Magazine Diario personale

Tre cose per cui non sono portata

Da Martatraverso
Tre cose per cui non sono portata(1) I matrimoni. Sabato ero invitata a un matrimonio (sì, lo giuro, un matrimonio a dicembre!). Ho pensato a come avrei potuto sentirmi nei panni della sposa e mi sono sentita male :-) Quei mesi di preparativi, dover per forza scegliere invitati, vestito, scarpe, bomboniere, pettinatura, pranzo, rinfresco, torta, antipasto, partecipazioni, data, ristorante. Quel dover passare una giornata con indosso scarpe scomodissime, a girare fra i tavoli, stringere mani, dare baci e sorridere a tutti. Quando di almeno 2/3 degli invitati non ti importa niente, sono solo consanguinei (o consanguinei di consanguinei) che tua madre o chi per essa ti ha costretta a invitare.

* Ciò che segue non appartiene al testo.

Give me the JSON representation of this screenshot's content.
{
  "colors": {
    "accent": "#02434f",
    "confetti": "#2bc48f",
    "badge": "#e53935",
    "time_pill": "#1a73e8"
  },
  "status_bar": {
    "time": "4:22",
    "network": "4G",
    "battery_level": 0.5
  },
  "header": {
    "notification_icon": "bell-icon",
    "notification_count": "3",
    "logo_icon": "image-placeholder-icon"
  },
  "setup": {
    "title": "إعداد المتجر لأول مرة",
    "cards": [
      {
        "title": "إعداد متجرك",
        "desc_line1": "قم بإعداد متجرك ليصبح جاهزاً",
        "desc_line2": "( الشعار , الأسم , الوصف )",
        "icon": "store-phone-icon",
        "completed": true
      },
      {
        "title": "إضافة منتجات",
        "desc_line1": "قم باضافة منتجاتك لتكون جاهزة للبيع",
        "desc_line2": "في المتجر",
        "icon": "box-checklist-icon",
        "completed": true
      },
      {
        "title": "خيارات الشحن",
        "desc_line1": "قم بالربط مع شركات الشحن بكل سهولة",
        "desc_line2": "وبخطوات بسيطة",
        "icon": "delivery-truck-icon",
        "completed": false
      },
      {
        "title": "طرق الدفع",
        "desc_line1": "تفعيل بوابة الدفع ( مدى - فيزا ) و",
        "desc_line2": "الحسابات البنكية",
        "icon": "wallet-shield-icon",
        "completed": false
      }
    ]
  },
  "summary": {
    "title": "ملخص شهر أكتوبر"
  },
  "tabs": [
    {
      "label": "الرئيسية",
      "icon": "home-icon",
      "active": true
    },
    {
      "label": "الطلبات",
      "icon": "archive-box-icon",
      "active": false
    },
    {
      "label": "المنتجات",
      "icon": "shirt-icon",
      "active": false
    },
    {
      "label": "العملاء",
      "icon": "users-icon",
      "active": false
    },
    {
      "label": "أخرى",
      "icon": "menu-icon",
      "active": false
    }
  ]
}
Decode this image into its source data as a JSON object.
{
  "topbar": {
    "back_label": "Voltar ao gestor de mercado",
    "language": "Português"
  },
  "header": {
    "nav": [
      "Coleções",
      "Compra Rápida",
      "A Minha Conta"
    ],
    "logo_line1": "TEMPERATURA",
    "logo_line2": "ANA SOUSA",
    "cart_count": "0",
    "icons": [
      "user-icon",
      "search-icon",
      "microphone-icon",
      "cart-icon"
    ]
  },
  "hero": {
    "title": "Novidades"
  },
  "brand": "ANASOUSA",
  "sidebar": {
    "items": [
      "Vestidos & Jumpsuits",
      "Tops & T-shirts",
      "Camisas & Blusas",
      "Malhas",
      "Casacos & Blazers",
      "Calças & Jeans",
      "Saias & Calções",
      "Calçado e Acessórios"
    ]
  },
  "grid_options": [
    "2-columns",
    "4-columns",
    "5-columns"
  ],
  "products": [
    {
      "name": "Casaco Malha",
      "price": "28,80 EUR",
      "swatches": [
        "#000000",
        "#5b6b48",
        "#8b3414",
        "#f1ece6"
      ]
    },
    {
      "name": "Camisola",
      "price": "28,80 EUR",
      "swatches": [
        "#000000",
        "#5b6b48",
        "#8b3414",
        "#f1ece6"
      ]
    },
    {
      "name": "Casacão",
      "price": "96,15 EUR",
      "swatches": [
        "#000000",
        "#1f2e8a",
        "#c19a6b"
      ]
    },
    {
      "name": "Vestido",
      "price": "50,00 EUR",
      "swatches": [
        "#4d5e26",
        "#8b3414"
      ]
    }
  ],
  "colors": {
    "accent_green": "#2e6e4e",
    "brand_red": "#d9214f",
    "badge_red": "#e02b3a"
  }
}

(2) Le rimpatriate famigliari. Essere consanguinei non vuol dire pensarla allo stesso modo. Non vedere una persona per mesi e poi dover preparare la risposta ai vari Allora, come va il lavoro? sapendo che in fondo non importa a (quasi) nessuno di loro, troppo presi dall'occultarsi a vicenda i miei due anni lontana dal Sacro Mondo Accademico. Parlare del mio (spero) futuro lavorativo e sentirmi dire per l'ennesima volta che farmi sfruttare all'Ansa sarebbe più utile per la mia formazione, piuttosto che (cito testualmente) sprecare il mio tempo.
(3) La vita universitaria. Non sono il tipo da seguire a ruota tutte le lezioni, arrivare a casa la sera e mettersi a studiare, supplicare questo o quel prof per un preappello e così via. Anzi, trovo che chi vive l'università come una prosecuzione del liceo abbia ben poco da fare nella sua vita. Questo semestre ho seguito un solo corso sui due che avevo inserito nel piano di studi, e ogni volta che il lavoro mi ha chiamata a sé ho saltato lezione. Anche lunedì la salterò, come l'ho saltata venerdì. Quello che sono chiamata a fare è molto, troppo più importante.
Giornate come quella di sabato mi ricordano dove sono arrivata, quanta fatica ho fatto per arrivarci. Mi fanno pensare che non tutti possono capirlo o accettarlo, e che devo farmene una ragione. E' un problema loro, non mio.